Attempting to describe the process of spiritual transformation quickly brings me to the limits of my ability to communicate. Transformation is such an amorphous process that I do not even fully understand how, and in what ways, I have been transformed over my lifetime. That being said, I am grateful for the work of Bryan Stevenson, a lawyer, social justice activist, founder/executive director of the Equal Justice Initiative, law professor and author of “Just Mercy.” Stevenson has given me a simple way to understand the transformative power of the Holy Spirit in my life.
Stevenson uses the concept of proximity: “When you get proximate to the excluded and the disfavored, you learn things that you need to understand if we’re going to change the world. Our understanding of how we change things comes in proximity to inequality, to injustice. Proximity will empower you.” Try typing “Bryan Stevenson Proximity” into Google and see what all comes up! Stevenson’s emphasis on proximity resonates deeply with my journey.
As I look at the ways in which I have been transformed, it is always a result of who I am close to.
One of my earliest moments of transformation was on a Mennonite Central Committee (MCC) service and learning tour to Guatemala, as a teenager. This was the first time that I was in close proximity to the developing world, and it transformed my worldview. I could no longer believe that if you worked hard and made good choices in life, you would end up being comfortable and successful. I was never explicitly taught this concept of a meritocracy, but it is what I absorbed from my community and what I saw in my limited experience. However, my experience up until that point had not put me in proximity to people who had suffered generations of warfare, exploitations and other injustices. I was forced to change my worldview as I walked alongside Mennonites from Guatemala. I am forever grateful for their hospitality and how they opened themselves up to an ignorant 18 year old from Ohio.
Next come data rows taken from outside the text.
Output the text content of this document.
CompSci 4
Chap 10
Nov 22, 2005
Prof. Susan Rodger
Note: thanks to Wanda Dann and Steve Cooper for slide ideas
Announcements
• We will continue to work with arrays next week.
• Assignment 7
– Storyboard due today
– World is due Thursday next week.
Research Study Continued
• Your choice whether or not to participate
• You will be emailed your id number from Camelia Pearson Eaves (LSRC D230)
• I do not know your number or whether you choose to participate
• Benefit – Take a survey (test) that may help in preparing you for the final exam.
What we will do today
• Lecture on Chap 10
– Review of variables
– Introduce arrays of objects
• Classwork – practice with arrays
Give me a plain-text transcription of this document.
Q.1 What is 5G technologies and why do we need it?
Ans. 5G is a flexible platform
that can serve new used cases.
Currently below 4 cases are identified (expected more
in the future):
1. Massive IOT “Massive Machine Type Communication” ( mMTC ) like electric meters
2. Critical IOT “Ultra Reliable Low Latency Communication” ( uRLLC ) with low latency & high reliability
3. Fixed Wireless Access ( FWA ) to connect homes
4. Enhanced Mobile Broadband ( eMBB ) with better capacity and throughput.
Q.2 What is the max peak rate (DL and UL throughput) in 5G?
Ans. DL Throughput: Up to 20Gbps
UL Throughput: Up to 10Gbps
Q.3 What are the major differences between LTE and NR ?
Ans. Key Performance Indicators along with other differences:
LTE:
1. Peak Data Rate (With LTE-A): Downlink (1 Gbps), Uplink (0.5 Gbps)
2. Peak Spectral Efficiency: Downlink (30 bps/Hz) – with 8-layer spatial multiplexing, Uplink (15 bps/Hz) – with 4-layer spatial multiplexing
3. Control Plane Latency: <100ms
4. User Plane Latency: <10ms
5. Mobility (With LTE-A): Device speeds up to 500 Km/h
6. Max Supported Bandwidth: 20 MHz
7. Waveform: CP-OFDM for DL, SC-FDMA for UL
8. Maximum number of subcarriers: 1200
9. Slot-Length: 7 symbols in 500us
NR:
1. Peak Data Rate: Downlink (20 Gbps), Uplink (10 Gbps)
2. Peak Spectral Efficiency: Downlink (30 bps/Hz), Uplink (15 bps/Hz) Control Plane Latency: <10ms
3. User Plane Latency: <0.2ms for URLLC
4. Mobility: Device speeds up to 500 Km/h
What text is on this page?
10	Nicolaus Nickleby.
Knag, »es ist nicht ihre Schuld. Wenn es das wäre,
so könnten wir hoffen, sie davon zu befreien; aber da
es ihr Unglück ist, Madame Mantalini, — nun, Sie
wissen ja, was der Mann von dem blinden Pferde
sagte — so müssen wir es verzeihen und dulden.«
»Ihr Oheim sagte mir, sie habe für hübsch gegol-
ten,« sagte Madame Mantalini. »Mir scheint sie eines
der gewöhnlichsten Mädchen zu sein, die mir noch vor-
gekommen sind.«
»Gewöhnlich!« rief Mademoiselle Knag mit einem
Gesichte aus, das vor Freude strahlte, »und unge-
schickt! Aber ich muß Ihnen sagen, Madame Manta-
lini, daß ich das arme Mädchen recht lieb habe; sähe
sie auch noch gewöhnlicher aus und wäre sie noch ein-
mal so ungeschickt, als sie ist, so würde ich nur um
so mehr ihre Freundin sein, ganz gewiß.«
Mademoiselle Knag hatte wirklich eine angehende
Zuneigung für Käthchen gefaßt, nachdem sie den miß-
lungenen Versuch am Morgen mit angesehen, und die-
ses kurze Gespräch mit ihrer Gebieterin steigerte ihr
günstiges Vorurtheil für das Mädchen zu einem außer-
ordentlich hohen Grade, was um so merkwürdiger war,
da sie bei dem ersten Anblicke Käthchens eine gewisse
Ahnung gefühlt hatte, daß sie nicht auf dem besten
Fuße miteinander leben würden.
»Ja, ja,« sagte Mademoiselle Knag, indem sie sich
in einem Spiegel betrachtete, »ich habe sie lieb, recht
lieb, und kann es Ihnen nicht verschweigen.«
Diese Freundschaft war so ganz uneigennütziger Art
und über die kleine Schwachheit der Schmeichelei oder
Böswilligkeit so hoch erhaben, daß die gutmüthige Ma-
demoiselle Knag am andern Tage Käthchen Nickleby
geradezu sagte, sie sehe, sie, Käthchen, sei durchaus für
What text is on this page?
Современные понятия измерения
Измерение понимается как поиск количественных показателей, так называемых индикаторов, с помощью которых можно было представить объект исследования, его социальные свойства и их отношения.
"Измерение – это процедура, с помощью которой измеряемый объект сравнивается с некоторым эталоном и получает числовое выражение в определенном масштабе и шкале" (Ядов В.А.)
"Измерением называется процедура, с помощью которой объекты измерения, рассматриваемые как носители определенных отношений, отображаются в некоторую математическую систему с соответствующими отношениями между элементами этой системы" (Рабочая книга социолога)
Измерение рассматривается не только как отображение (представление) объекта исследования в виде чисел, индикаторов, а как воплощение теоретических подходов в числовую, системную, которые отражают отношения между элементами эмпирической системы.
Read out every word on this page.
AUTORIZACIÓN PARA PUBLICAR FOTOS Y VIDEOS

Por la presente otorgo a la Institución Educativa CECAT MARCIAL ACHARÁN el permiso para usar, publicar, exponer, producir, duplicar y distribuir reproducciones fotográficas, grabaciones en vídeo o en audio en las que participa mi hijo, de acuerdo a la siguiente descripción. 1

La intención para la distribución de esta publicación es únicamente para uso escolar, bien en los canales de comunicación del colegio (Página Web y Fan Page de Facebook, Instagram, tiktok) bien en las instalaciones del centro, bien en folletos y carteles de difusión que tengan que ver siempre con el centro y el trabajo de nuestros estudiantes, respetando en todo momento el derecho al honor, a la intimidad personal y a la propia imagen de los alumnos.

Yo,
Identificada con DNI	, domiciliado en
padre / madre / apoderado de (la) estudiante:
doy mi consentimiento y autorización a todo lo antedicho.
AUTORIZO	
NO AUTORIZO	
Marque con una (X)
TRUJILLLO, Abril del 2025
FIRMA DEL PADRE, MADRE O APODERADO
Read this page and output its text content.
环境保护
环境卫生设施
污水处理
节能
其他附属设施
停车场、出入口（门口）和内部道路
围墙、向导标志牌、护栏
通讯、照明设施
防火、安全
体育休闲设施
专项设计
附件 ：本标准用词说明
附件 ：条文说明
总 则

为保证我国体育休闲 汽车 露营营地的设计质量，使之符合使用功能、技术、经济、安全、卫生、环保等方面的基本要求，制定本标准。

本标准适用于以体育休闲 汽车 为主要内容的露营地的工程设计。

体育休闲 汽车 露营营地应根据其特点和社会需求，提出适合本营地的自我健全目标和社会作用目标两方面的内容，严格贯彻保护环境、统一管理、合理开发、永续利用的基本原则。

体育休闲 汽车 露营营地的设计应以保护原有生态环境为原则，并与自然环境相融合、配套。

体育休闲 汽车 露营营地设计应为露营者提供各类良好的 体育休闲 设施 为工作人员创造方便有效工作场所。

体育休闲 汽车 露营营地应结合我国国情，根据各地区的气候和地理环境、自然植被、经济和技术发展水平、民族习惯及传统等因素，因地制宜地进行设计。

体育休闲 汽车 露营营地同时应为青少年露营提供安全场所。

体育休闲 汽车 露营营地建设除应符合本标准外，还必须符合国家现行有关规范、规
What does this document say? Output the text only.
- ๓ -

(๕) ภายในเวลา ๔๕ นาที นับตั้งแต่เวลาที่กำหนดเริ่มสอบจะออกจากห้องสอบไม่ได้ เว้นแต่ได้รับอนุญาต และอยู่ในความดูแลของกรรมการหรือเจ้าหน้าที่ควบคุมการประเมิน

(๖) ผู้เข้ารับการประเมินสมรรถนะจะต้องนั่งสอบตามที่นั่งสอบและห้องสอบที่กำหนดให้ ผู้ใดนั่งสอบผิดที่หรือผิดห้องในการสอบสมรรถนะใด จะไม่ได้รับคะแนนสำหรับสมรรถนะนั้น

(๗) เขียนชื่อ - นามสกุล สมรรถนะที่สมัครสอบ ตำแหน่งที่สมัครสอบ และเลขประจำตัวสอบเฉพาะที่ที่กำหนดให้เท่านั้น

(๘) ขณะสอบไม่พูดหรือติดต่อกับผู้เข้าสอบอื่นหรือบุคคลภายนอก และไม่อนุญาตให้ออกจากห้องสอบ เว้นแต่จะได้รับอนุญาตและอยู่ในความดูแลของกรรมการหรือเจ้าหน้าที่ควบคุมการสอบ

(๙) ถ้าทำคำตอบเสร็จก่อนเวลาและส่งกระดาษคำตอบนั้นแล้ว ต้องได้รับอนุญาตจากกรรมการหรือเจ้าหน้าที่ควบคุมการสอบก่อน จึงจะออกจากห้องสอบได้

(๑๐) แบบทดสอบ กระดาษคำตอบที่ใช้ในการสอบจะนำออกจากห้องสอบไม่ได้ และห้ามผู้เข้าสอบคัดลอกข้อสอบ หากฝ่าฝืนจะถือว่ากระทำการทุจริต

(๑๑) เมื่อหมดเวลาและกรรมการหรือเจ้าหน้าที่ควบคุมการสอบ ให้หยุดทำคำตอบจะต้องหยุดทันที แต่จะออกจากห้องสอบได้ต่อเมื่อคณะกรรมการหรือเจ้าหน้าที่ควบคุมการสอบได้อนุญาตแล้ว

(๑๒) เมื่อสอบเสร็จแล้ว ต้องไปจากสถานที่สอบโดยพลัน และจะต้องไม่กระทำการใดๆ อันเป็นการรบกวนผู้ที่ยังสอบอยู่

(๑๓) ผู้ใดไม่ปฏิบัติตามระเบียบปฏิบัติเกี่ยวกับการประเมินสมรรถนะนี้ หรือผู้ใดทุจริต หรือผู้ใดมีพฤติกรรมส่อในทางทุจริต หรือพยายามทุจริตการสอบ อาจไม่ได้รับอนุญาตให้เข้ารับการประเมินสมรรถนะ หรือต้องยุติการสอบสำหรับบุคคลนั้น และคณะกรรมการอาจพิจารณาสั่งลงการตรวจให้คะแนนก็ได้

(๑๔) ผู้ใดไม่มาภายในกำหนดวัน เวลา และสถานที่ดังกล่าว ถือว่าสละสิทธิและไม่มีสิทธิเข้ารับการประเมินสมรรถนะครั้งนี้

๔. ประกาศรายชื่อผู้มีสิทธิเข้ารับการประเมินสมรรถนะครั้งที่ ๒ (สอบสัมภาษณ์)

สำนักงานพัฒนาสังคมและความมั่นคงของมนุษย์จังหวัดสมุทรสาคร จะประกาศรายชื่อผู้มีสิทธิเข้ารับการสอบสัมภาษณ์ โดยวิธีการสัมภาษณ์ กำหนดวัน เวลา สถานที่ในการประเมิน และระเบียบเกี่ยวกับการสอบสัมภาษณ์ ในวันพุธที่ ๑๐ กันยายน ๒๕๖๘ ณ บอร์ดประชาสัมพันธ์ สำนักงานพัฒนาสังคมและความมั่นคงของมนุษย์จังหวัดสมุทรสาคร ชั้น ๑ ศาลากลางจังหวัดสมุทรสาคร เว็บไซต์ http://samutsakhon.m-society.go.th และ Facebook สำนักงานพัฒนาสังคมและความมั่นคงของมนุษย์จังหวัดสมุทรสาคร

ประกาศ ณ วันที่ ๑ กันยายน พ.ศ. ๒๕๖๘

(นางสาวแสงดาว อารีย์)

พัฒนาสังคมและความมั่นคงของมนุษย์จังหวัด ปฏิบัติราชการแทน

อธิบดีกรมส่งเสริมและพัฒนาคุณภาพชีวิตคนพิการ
More recently, I have experienced transformation through my proximity to other pastors in my area. For nearly a decade, a group of pastors have been intentionally meeting together weekly to plan combined events for our churches, as well as to share openly about the joys and challenges we are facing in our congregations and personal lives. This group has included a Hispanic pastor, a Black pastor and white pastors. We have worked together at developing our intercultural competencies and understanding how racism is experienced in our area. We’ve learned to listen and to share openly. We have walked with one another though deep theological/exegetical questions, we’ve held each other accountable, and ultimately, we’ve enabled one another to remain in the pastoral ministry through some turbulent times. My proximity to these other pastors has transformed me, individually and as a person in ministry.
These two examples are major life transformations for me, but I have also been transformed by the multitude of smaller interactions with individuals and cultures that I have come close to. I believe God leads and guides all these interactions and is constantly calling us to get proximate to the excluded and the disfavored, because that is where Jesus is.
We are called not to just go and help those excluded and disfavored but to get close enough that we will be transformed by the relationships.
My hope for myself and for the church is that we can continue to get closer to one another and closer to those who are not yet a part of us. Through proximity, the Holy Spirit will transform and renew us. In isolation, we will resist God’s call and become stagnant.